I have always snooped through this website and never found a reason to really post until today. Straight to the point I want to tell my highschool sweetheart that I love him. Here's the scoop: We met in highschool when I was 15 and he was 16. We tried dating but I came from a strict home and he needed to party so we never really worked out. He came in and out of my life for a couple of years until I gave up and told myself I needed to let him go and if he's meant for me he will come find me when he's ready. I left and moved on as did he. I moved on to a great guy and dated him for 4 years. And then my sweetheart showed up out of the blue. He said after I left for good he couldn't stop thinking about me. He would wake up in cold sweats after dreaming about me. From then he knew he loved me and wanted to be with me. This put me in a tough spot because I had already moved on and the guy I was with really loved me. So we went back and fourth, meeting up at night, late night calls, and I was back to when we were 15 again.

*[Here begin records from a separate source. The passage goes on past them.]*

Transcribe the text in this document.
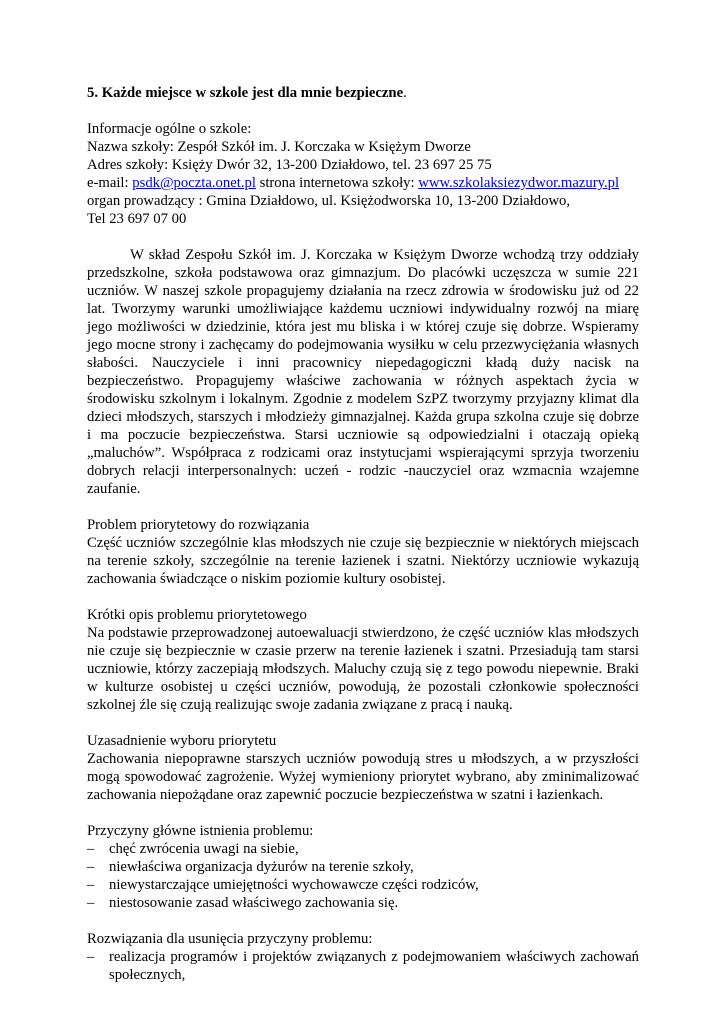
5. Każde miejsce w szkole jest dla mnie bezpieczne.

Informacje ogólne o szkole:

Nazwa szkoły: Zespół Szkół im. J. Korczaka w Księżym Dworze

Adres szkoły: Księży Dwór 32, 13-200 Działdowo, tel. 23 697 25 75

e-mail: psdk@poczta.onet.pl strona internetowa szkoły: www.szkolaksiezydwor.mazury.pl

organ prowadzący : Gmina Działdowo, ul. Księżodworska 10, 13-200 Działdowo,

Tel 23 697 07 00

W skład Zespołu Szkół im. J. Korczaka w Księżym Dworze wchodzą trzy oddziały przedszkolne, szkoła podstawowa oraz gimnazjum. Do placówki uczęszcza w sumie 221 uczniów. W naszej szkole propagujemy działania na rzecz zdrowia w środowisku już od 22 lat. Tworzymy warunki umożliwiające każdemu uczniowi indywidualny rozwój na miarę jego możliwości w dziedzinie, która jest mu bliska i w której czuje się dobrze. Wspieramy jego mocne strony i zachęcamy do podejmowania wysiłku w celu przezwyciężania własnych słabości. Nauczyciele i inni pracownicy niepedagogiczni kładą duży nacisk na bezpieczeństwo. Propagujemy właściwe zachowania w różnych aspektach życia w środowisku szkolnym i lokalnym. Zgodnie z modelem SzPZ tworzymy przyjazny klimat dla dzieci młodszych, starszych i młodzieży gimnazjalnej. Każda grupa szkolna czuje się dobrze i ma poczucie bezpieczeństwa. Starsi uczniowie są odpowiedzialni i otaczają opieką „maluchów”. Współpraca z rodzicami oraz instytucjami wspierającymi sprzyja tworzeniu dobrych relacji interpersonalnych: uczeń - rodzic -nauczyciel oraz wzmacnia wzajemne zaufanie.

Problem priorytetowy do rozwiązania

Część uczniów szczególnie klas młodszych nie czuje się bezpiecznie w niektórych miejscach na terenie szkoły, szczególnie na terenie łazienek i szatni. Niektórzy uczniowie wykazują zachowania świadczące o niskim poziomie kultury osobistej.

Krótki opis problemu priorytetowego

Na podstawie przeprowadzonej autoewaluacji stwierdzono, że część uczniów klas młodszych nie czuje się bezpiecznie w czasie przerw na terenie łazienek i szatni. Przesiadują tam starsi uczniowie, którzy zaczepiają młodszych. Maluchy czują się z tego powodu niepewnie. Braki w kulturze osobistej u części uczniów, powodują, że pozostali członkowie społeczności szkolnej źle się czują realizując swoje zadania związane z pracą i nauką.

Uzasadnienie wyboru priorytetu

Zachowania niepoprawne starszych uczniów powodują stres u młodszych, a w przyszłości mogą spowodować zagrożenie. Wyżej wymieniony priorytet wybrano, aby zminimalizować zachowania niepożądane oraz zapewnić poczucie bezpieczeństwa w szatni i łazienkach.

Przyczyny główne istnienia problemu:

– chęć zwrócenia uwagi na siebie,
– niewłaściwa organizacja dyżurów na terenie szkoły,
– niewystarczające umiejętności wychowawcze części rodziców,
– niestosowanie zasad właściwego zachowania się.

Rozwiązania dla usunięcia przyczyny problemu:

– realizacja programów i projektów związanych z podejmowaniem właściwych zachowań społecznych,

I would go to dinner with him and then not call him for weeks at a time because I just couldn't believe everything I had always wanted to hear he was actually telling me. And I really didnt want to hurt my boyfriend at the time. So we stayed friends at my request for about two years, and we were there for each other through really rough times. Even though I had a bf he still was there for me and never left my side.

Finally he got tired of waiting and one day when I fought with my bf and called him to vent he told me he couldn't do it anymore. He said he had to move on and I had to let him go. At first I said I understood and went my own way. But I couldn't deal. Soon I became sick, the fights with my bf intensified, I couldn't eat and I was suffering big time depression. I was messing up at work and was even being really mean to the people I loved. I was not myself at all. I really did not know what was wrong with me until I realized it was him. I loved him and I needed him. I couldn't live without him.

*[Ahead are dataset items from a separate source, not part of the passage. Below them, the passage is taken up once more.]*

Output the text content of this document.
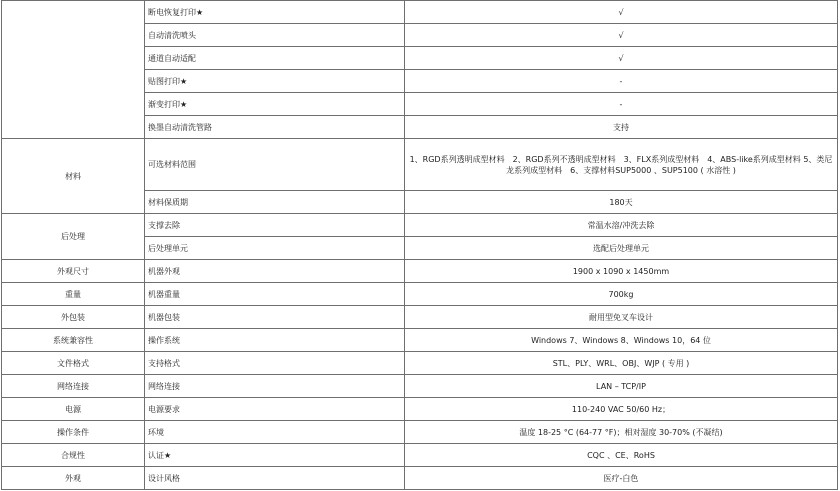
	断电恢复打印★	√
	自动清洗喷头	√
	通道自动适配	√
	贴图打印★	-
	渐变打印★	-
	换墨自动清洗管路	支持
材料	可选材料范围	1、RGD系列透明成型材料　2、RGD系列不透明成型材料　3、FLX系列成型材料　4、ABS-like系列成型材料 5、类尼龙系列成型材料　6、支撑材料SUP5000 、SUP5100 ( 水溶性 )
	材料保质期	180天
后处理	支撑去除	常温水溶/冲洗去除
	后处理单元	选配后处理单元
外观尺寸	机器外观	1900 x 1090 x 1450mm
重量	机器重量	700kg
外包装	机器包装	耐用型免叉车设计
系统兼容性	操作系统	Windows 7、Windows 8、Windows 10，64 位
文件格式	支持格式	STL、PLY、WRL、OBJ、WJP ( 专用 )
网络连接	网络连接	LAN – TCP/IP
电源	电源要求	110-240 VAC 50/60 Hz；
操作条件	环境	温度 18-25 °C (64-77 °F)；相对湿度 30-70% (不凝结)
合规性	认证★	CQC 、CE、RoHS
外观	设计风格	医疗-白色
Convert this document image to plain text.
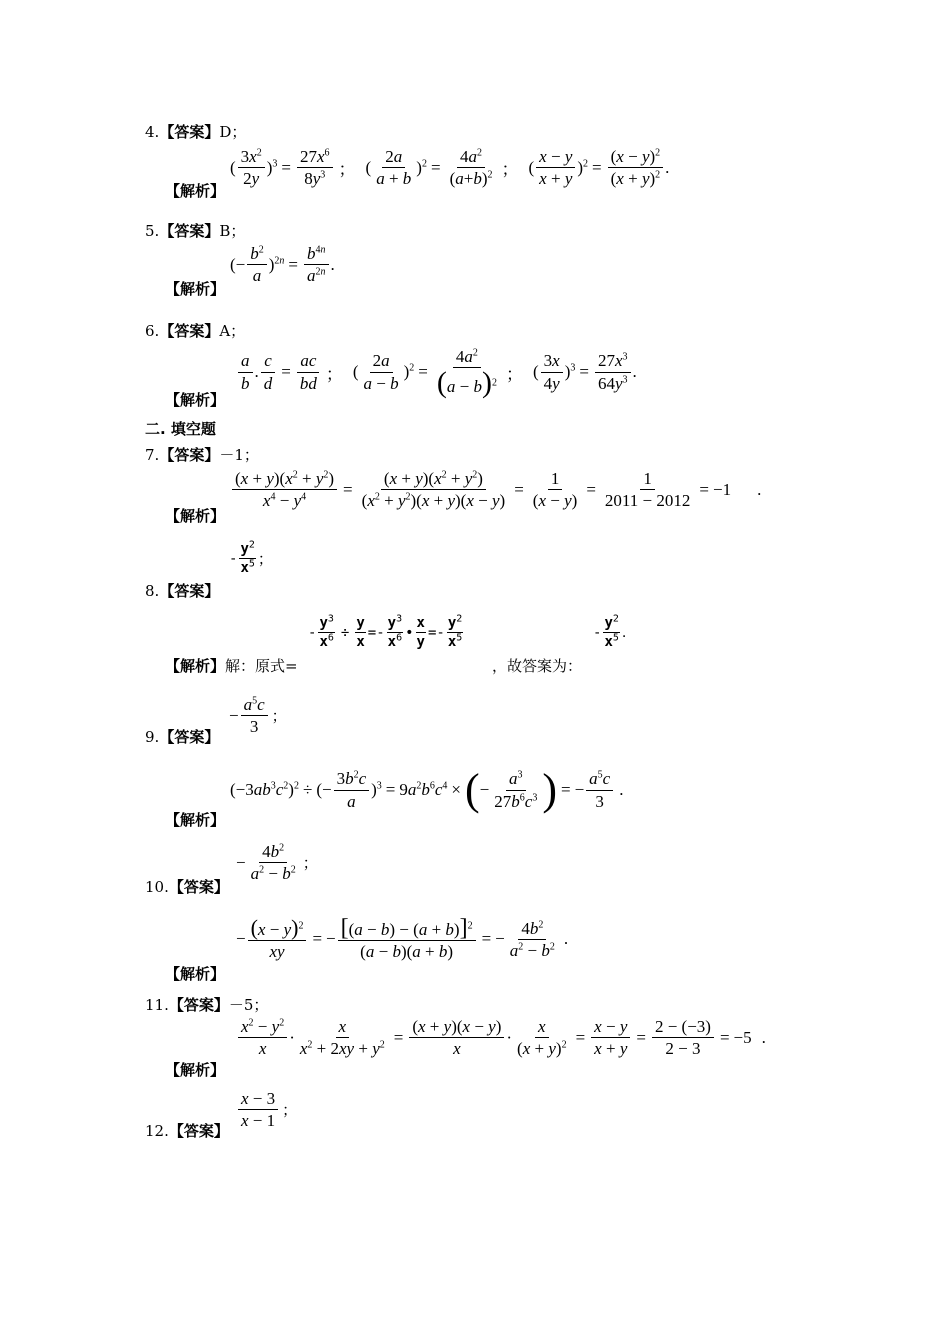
4.【答案】D；
【解析】
( $\frac{3x^2}{2y} )^3 = \frac{27x^6}{8y^3}$ ； ( $\frac{2a}{a + b} )^2 = \frac{4a^2}{(a+b)^2}$ ； ( $\frac{x - y}{x + y} )^2 = \frac{(x - y)^2}{(x + y)^2}$ .
5.【答案】B；
【解析】
(− $\frac{b^2}{a} )^{2n} = \frac{b^{4n}}{a^{2n}}$ .
6.【答案】A；
【解析】
$\frac{a}{b}$ . $\frac{c}{d} = \frac{ac}{bd}$ ； ( $\frac{2a}{a - b} )^2 = \frac{4a^2}{(a - b)^2}$ ； ( $\frac{3x}{4y} )^3 = \frac{27x^3}{64y^3}$ .
二. 填空题
7.【答案】－1；
【解析】
$\frac{(x + y)(x^2 + y^2)}{x^4 - y^4} = \frac{(x + y)(x^2 + y^2)}{(x^2 + y^2)(x + y)(x - y)} = \frac{1}{(x - y)} = \frac{1}{2011 - 2012} = -1$ .
8.【答案】
- $\frac{y^2}{x^5}$ ；
【解析】解：原式=
- $\frac{y^3}{x^6} \div \frac{y}{x} =- \frac{y^3}{x^6}$ • $\frac{x}{y} =- \frac{y^2}{x^5}$
，故答案为：
- $\frac{y^2}{x^5}$ .
9.【答案】
− $\frac{a^5c}{3}$ ；
【解析】
$(-3ab^3c^2)^2$ ÷ (− $\frac{3b^2c}{a} )^3 = 9a^2b^6c^4$ × ( − $\frac{a^3}{27b^6c^3}$ ) = − $\frac{a^5c}{3}$ .
10.【答案】
− $\frac{4b^2}{a^2 - b^2}$ ；
【解析】
− $\frac{(x - y)^2}{xy}$ = − $\frac{[(a - b) - (a + b)]^2}{(a - b)(a + b)}$ = − $\frac{4b^2}{a^2 - b^2}$ .
11.【答案】－5；
【解析】
$\frac{x^2 - y^2}{x} \cdot \frac{x}{x^2 + 2xy + y^2} = \frac{(x + y)(x - y)}{x} \cdot \frac{x}{(x + y)^2} = \frac{x - y}{x + y} = \frac{2 - (-3)}{2 - 3} = -5$ .
12.【答案】 $\frac{x - 3}{x - 1}$ ；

I left my boyfriend because I really didn't love him and stayed alone for a few months. I finally called my HS sweetheart and told him my bf and I had broken up and My HS sweetheart and I are now talking as friends again. He told me he still feels exactly the same about me and in the time he tried to forget me and move on, he couldn't. So we are sort of dating right now but Since I have realized that I love him I have been wanting to scream it from the roof tops! I have never told him I loved him and I really want to make it something special and memorable.

I want to suprise him and come up with something creative but I'm not very good at those things and he is. So that's where I need the help. I don't want to make it too corny lol but memorable.